Ein Kommentar von Roberto de Lapuente.

Gut, dass wir so ausgeglichene und sachliche Massenmedien haben. Sonst wäre uns wahrscheinlich die ganze Tragweite des infamen Angriffs der Russen auf die Ukraine entgangen. Die Russen nämlich, so lesen, sehen und lauschen wir, haben es auf unseren Westen abgesehen, auf unsere Werte und Wohlstände – ja, auf unseren freien, ausgewogenen, weitsichtigen Way of Life. Ginge es nur um die Ukrainer oder auch bloß um Rohstoffe: Darüber könnte man ja noch reden. Aber es geht darum ja gar nicht; die Ukraine ist Europa – und Europa: Das sind wir! Daher sind wir jetzt alle Ukrainer. Die echten Bio-Ukrainer wollen nämlich unbedingt unsere Art zu leben übernehmen. Und weil Putin da nicht mitspielt, sagt er indirekt direkt: Eure Art kann ich nicht leiden.

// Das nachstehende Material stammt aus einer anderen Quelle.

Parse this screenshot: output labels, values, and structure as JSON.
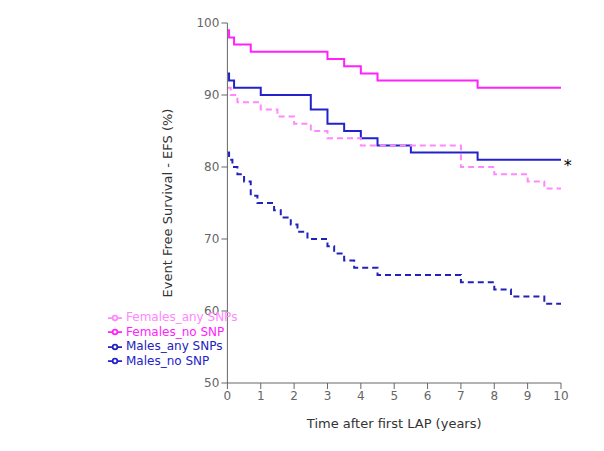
{
  "chart_data": {
    "type": "step",
    "title": "",
    "xlabel": "Time after first LAP (years)",
    "ylabel": "Event Free Survival - EFS (%)",
    "xlim": [
      0,
      10
    ],
    "ylim": [
      50,
      100
    ],
    "xticks": [
      0,
      1,
      2,
      3,
      4,
      5,
      6,
      7,
      8,
      9,
      10
    ],
    "yticks": [
      50,
      60,
      70,
      80,
      90,
      100
    ],
    "grid": false,
    "legend": "lower left",
    "series": [
      {
        "name": "Females_no SNP",
        "color": "#ff22ff",
        "line_style": "solid",
        "x": [
          0,
          0.05,
          0.2,
          0.4,
          0.7,
          1.0,
          2.0,
          3.0,
          3.5,
          4.0,
          4.5,
          5.0,
          5.5,
          6.5,
          7.5,
          8.0,
          10.0
        ],
        "values": [
          99,
          98,
          97,
          97,
          96,
          96,
          96,
          95,
          94,
          93,
          92,
          92,
          92,
          92,
          91,
          91,
          91
        ]
      },
      {
        "name": "Males_no SNP",
        "color": "#2222cc",
        "line_style": "solid",
        "x": [
          0,
          0.05,
          0.2,
          0.5,
          0.8,
          1.0,
          1.5,
          2.5,
          3.0,
          3.5,
          4.0,
          4.5,
          5.0,
          5.5,
          6.0,
          6.5,
          7.5,
          8.0,
          10.0
        ],
        "values": [
          93,
          92,
          91,
          91,
          91,
          90,
          90,
          88,
          86,
          85,
          84,
          83,
          83,
          82,
          82,
          82,
          81,
          81,
          81
        ]
      },
      {
        "name": "Females_any SNPs",
        "color": "#ff88ff",
        "line_style": "dashed",
        "x": [
          0,
          0.1,
          0.3,
          0.6,
          0.8,
          1.0,
          1.5,
          2.0,
          2.5,
          3.0,
          3.5,
          4.0,
          4.5,
          5.0,
          6.5,
          7.0,
          7.5,
          8.0,
          8.5,
          9.0,
          9.5,
          10.0
        ],
        "values": [
          91,
          90,
          89,
          89,
          89,
          88,
          87,
          86,
          85,
          84,
          84,
          83,
          83,
          83,
          83,
          80,
          80,
          79,
          79,
          78,
          77,
          77
        ]
      },
      {
        "name": "Males_any SNPs",
        "color": "#2222bb",
        "line_style": "dashed",
        "x": [
          0,
          0.05,
          0.15,
          0.3,
          0.5,
          0.7,
          0.9,
          1.1,
          1.4,
          1.6,
          1.9,
          2.1,
          2.4,
          2.7,
          3.0,
          3.2,
          3.5,
          3.8,
          4.0,
          4.5,
          5.0,
          5.5,
          6.0,
          6.5,
          7.0,
          7.5,
          8.0,
          8.5,
          9.0,
          9.5,
          10.0
        ],
        "values": [
          82,
          81,
          80,
          79,
          78,
          76,
          75,
          75,
          74,
          73,
          72,
          71,
          70,
          70,
          69,
          68,
          67,
          66,
          66,
          65,
          65,
          65,
          65,
          65,
          64,
          64,
          63,
          62,
          62,
          61,
          61
        ]
      }
    ],
    "annotations": [
      {
        "text": "*",
        "x": 10.08,
        "y": 80.2
      }
    ]
  }
}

Wie kann er das nicht mögen? Wir sind reich, sind fair, sind gerecht. Wir verteilen um, schaffen Mehrwerte, verteilen Mehrwerte, sind transparent, ehrlich und umsichtig. Dafür haben wir uns charakterfeste Institutionen und ein tadelloses Wirtschaftssystem erschaffen. Was soll denn an der Davoser Art zu leben, an der Brüsseler Lebensart, an der Art und Weise wie die EZB, die NATO oder die UN verfahren, falsch sein?

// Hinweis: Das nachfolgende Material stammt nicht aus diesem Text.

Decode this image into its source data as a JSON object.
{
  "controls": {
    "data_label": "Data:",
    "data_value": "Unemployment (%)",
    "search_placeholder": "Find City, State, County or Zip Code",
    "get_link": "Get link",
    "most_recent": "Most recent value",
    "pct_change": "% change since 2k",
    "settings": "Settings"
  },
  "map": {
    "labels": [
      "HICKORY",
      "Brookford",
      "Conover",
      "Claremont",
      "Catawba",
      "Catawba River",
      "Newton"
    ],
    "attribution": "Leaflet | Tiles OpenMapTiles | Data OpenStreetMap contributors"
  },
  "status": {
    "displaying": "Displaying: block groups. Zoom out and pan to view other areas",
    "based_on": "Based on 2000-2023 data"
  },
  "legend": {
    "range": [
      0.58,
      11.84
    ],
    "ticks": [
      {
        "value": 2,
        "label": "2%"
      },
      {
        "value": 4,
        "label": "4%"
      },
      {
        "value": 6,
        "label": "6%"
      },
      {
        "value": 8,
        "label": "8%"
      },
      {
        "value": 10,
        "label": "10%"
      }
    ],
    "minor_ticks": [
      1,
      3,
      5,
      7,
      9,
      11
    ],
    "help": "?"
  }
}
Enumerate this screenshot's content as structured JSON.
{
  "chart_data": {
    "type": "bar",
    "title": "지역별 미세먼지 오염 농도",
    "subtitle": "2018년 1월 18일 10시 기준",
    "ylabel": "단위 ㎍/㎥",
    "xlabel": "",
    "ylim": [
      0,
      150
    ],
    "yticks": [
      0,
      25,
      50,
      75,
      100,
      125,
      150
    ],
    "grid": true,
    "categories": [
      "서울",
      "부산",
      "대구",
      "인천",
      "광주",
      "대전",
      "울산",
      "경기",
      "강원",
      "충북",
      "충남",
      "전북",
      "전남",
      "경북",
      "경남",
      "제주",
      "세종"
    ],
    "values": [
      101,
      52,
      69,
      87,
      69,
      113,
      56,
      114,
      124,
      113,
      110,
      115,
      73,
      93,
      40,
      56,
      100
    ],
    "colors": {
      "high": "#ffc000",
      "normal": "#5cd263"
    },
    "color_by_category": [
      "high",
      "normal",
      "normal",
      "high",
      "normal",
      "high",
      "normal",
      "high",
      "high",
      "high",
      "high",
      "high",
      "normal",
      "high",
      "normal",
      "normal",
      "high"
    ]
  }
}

Unsere Art zu streben: Junge Weltführer

Unsere Art zu leben, das heißt: Korrupten Post- und Fassadendemokratien Treue zu schwören und jeden zu diskreditieren, der es unternimmt, diese Ordnung beseitigen zu wollen. Die Vereinten Nationen indes, dort wo sich der Westen trifft, ist mittlerweile schön bieder öffentlich-privat verpartnert, Konzerne zahlen die Auslagen und geben den Ton an, haben sich gar das Recht verbrieft, die Richtlinien der UN zu bestimmen. Unsere Art zu leben, das heißt auch: Einem internationalen Mediennetzwerk zu folgen, das unter Hinweis auf die widerlichen Staatssender der Anderen, seine unglaubliche Unabhängigkeit und Freiheit betont. Drehtür-Effekte und Überschneidungen zwischen Politik und Medien, Medien und Wirtschaft, Wirtschaft und Medien und zwischen allen zusammen und andersherum: Unsere Savoir-vivre muss man einfach beneiden!

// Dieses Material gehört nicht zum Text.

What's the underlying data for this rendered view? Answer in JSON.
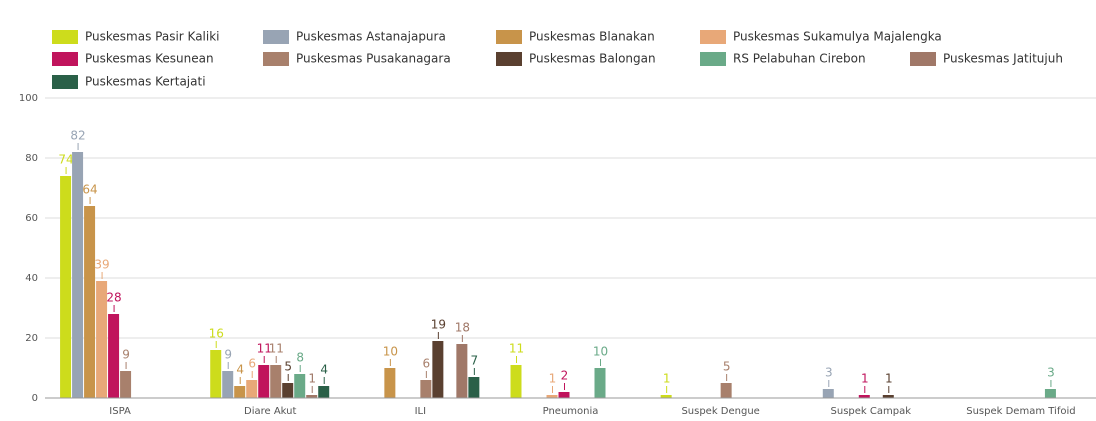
{
  "chart_data": {
    "type": "bar",
    "categories": [
      "ISPA",
      "Diare Akut",
      "ILI",
      "Pneumonia",
      "Suspek Dengue",
      "Suspek Campak",
      "Suspek Demam Tifoid"
    ],
    "series": [
      {
        "name": "Puskesmas Pasir Kaliki",
        "color": "#cddc1c",
        "values": [
          74,
          16,
          null,
          11,
          1,
          null,
          null
        ]
      },
      {
        "name": "Puskesmas Astanajapura",
        "color": "#98a4b4",
        "values": [
          82,
          9,
          null,
          null,
          null,
          3,
          null
        ]
      },
      {
        "name": "Puskesmas Blanakan",
        "color": "#c8944a",
        "values": [
          64,
          4,
          10,
          null,
          null,
          null,
          null
        ]
      },
      {
        "name": "Puskesmas Sukamulya Majalengka",
        "color": "#e8a878",
        "values": [
          39,
          6,
          null,
          1,
          null,
          null,
          null
        ]
      },
      {
        "name": "Puskesmas Kesunean",
        "color": "#c0145c",
        "values": [
          28,
          11,
          null,
          2,
          null,
          1,
          null
        ]
      },
      {
        "name": "Puskesmas Pusakanagara",
        "color": "#a8806c",
        "values": [
          9,
          11,
          6,
          null,
          5,
          null,
          null
        ]
      },
      {
        "name": "Puskesmas Balongan",
        "color": "#5a4030",
        "values": [
          null,
          5,
          19,
          null,
          null,
          1,
          null
        ]
      },
      {
        "name": "RS Pelabuhan Cirebon",
        "color": "#6aaa88",
        "values": [
          null,
          8,
          null,
          10,
          null,
          null,
          3
        ]
      },
      {
        "name": "Puskesmas Jatitujuh",
        "color": "#a07868",
        "values": [
          null,
          1,
          18,
          null,
          null,
          null,
          null
        ]
      },
      {
        "name": "Puskesmas Kertajati",
        "color": "#2a6048",
        "values": [
          null,
          4,
          7,
          null,
          null,
          null,
          null
        ]
      }
    ],
    "ylim": [
      0,
      100
    ],
    "yticks": [
      0,
      20,
      40,
      60,
      80,
      100
    ],
    "grid": true
  }
}
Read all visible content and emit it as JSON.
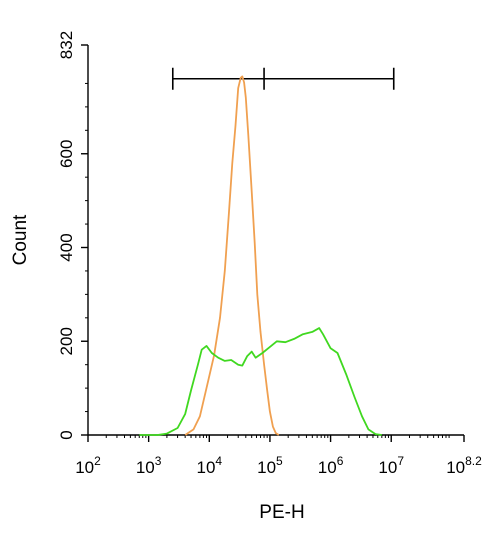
{
  "chart_data": {
    "type": "line",
    "title": "",
    "xlabel": "PE-H",
    "ylabel": "Count",
    "x_scale": "log10",
    "xlim": [
      100,
      158489319
    ],
    "ylim": [
      0,
      832
    ],
    "x_ticks": [
      {
        "base": "10",
        "exp": "2",
        "value": 100
      },
      {
        "base": "10",
        "exp": "3",
        "value": 1000
      },
      {
        "base": "10",
        "exp": "4",
        "value": 10000
      },
      {
        "base": "10",
        "exp": "5",
        "value": 100000
      },
      {
        "base": "10",
        "exp": "6",
        "value": 1000000
      },
      {
        "base": "10",
        "exp": "7",
        "value": 10000000
      },
      {
        "base": "10",
        "exp": "8.2",
        "value": 158489319
      }
    ],
    "y_ticks": [
      {
        "label": "0",
        "value": 0
      },
      {
        "label": "200",
        "value": 200
      },
      {
        "label": "400",
        "value": 400
      },
      {
        "label": "600",
        "value": 600
      },
      {
        "label": "832",
        "value": 832
      }
    ],
    "gate": {
      "start": 2500,
      "mid": 80000,
      "end": 11000000,
      "y": 760
    },
    "series": [
      {
        "color": "#f0a050",
        "points": [
          [
            4000,
            0
          ],
          [
            5500,
            12
          ],
          [
            7000,
            40
          ],
          [
            9000,
            100
          ],
          [
            12000,
            170
          ],
          [
            15000,
            250
          ],
          [
            18000,
            350
          ],
          [
            21000,
            470
          ],
          [
            24000,
            580
          ],
          [
            27000,
            660
          ],
          [
            30000,
            740
          ],
          [
            33000,
            762
          ],
          [
            35000,
            765
          ],
          [
            37500,
            752
          ],
          [
            40000,
            720
          ],
          [
            44000,
            640
          ],
          [
            50000,
            520
          ],
          [
            56000,
            410
          ],
          [
            62000,
            300
          ],
          [
            70000,
            220
          ],
          [
            80000,
            150
          ],
          [
            90000,
            95
          ],
          [
            100000,
            50
          ],
          [
            112000,
            18
          ],
          [
            125000,
            4
          ],
          [
            140000,
            0
          ]
        ]
      },
      {
        "color": "#40d820",
        "points": [
          [
            700,
            0
          ],
          [
            1400,
            0
          ],
          [
            2000,
            3
          ],
          [
            3000,
            15
          ],
          [
            4000,
            45
          ],
          [
            5000,
            95
          ],
          [
            6500,
            150
          ],
          [
            7500,
            182
          ],
          [
            9000,
            190
          ],
          [
            11000,
            175
          ],
          [
            14000,
            165
          ],
          [
            18000,
            158
          ],
          [
            23000,
            160
          ],
          [
            30000,
            150
          ],
          [
            35000,
            148
          ],
          [
            42000,
            168
          ],
          [
            50000,
            178
          ],
          [
            58000,
            165
          ],
          [
            75000,
            175
          ],
          [
            100000,
            188
          ],
          [
            130000,
            200
          ],
          [
            180000,
            198
          ],
          [
            250000,
            205
          ],
          [
            350000,
            215
          ],
          [
            500000,
            220
          ],
          [
            650000,
            228
          ],
          [
            750000,
            215
          ],
          [
            1000000,
            185
          ],
          [
            1300000,
            175
          ],
          [
            1800000,
            130
          ],
          [
            2500000,
            80
          ],
          [
            3300000,
            40
          ],
          [
            4200000,
            12
          ],
          [
            5500000,
            2
          ],
          [
            7000000,
            0
          ]
        ]
      }
    ],
    "grid": false,
    "legend": "none"
  }
}
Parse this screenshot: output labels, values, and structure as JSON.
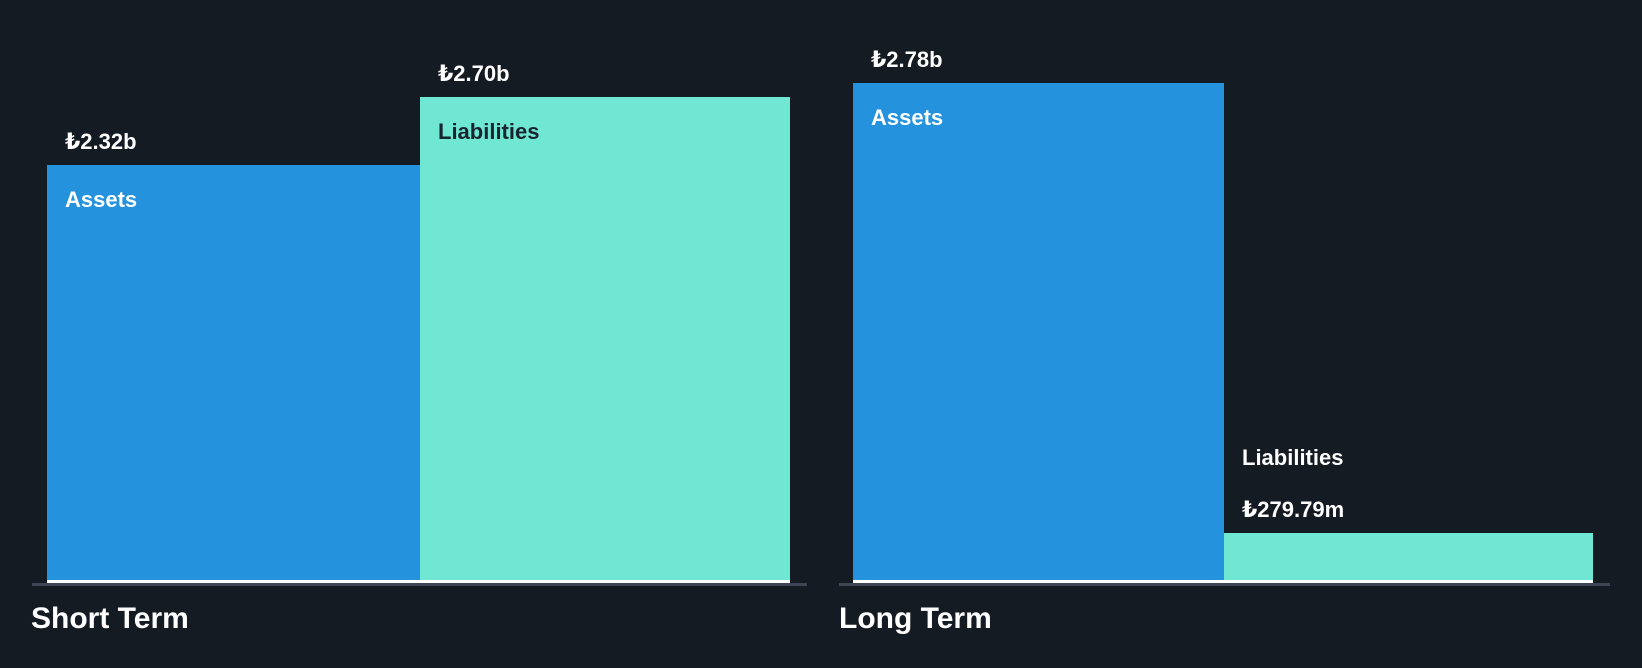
{
  "colors": {
    "background": "#151B23",
    "assets_bar": "#2592DE",
    "liabilities_bar": "#70E7D2",
    "axis_line": "#3E4654",
    "bar_baseline_highlight": "#FFFFFF",
    "label_text_light": "#FFFFFF",
    "label_text_dark": "#1A2330"
  },
  "chart_data": [
    {
      "type": "bar",
      "title": "Short Term",
      "categories": [
        "Assets",
        "Liabilities"
      ],
      "currency_symbol": "₺",
      "gridlines": false,
      "legend": false,
      "series": [
        {
          "name": "Assets",
          "label": "₺2.32b",
          "value_billions": 2.32,
          "color": "#2592DE",
          "name_color": "#FFFFFF"
        },
        {
          "name": "Liabilities",
          "label": "₺2.70b",
          "value_billions": 2.7,
          "color": "#70E7D2",
          "name_color": "#1A2330"
        }
      ]
    },
    {
      "type": "bar",
      "title": "Long Term",
      "categories": [
        "Assets",
        "Liabilities"
      ],
      "currency_symbol": "₺",
      "gridlines": false,
      "legend": false,
      "series": [
        {
          "name": "Assets",
          "label": "₺2.78b",
          "value_billions": 2.78,
          "color": "#2592DE",
          "name_color": "#FFFFFF"
        },
        {
          "name": "Liabilities",
          "label": "₺279.79m",
          "value_billions": 0.27979,
          "color": "#70E7D2",
          "name_color": "#FFFFFF"
        }
      ]
    }
  ]
}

Noch so eine westliche Lebensart: Das Weltwirtschaftsforum, das eigentliche Parlament der Welt – in dem ganz unkompliziert, ohne Interessensabwägung und ohne lästige demokratische Grundwerte Leitlinien verfügt, exekutiert und den nationalen Regierungen aufgedrückt werden. Wer sonst kommt auf die Idee, sich ständig als freier Teil der Welt zu feiern, als Weltdemokratie, während hinter den Kulissen der Feudalismus tobt – unter Ausschluss von solchem Pöbel wie dich und mich natürlich?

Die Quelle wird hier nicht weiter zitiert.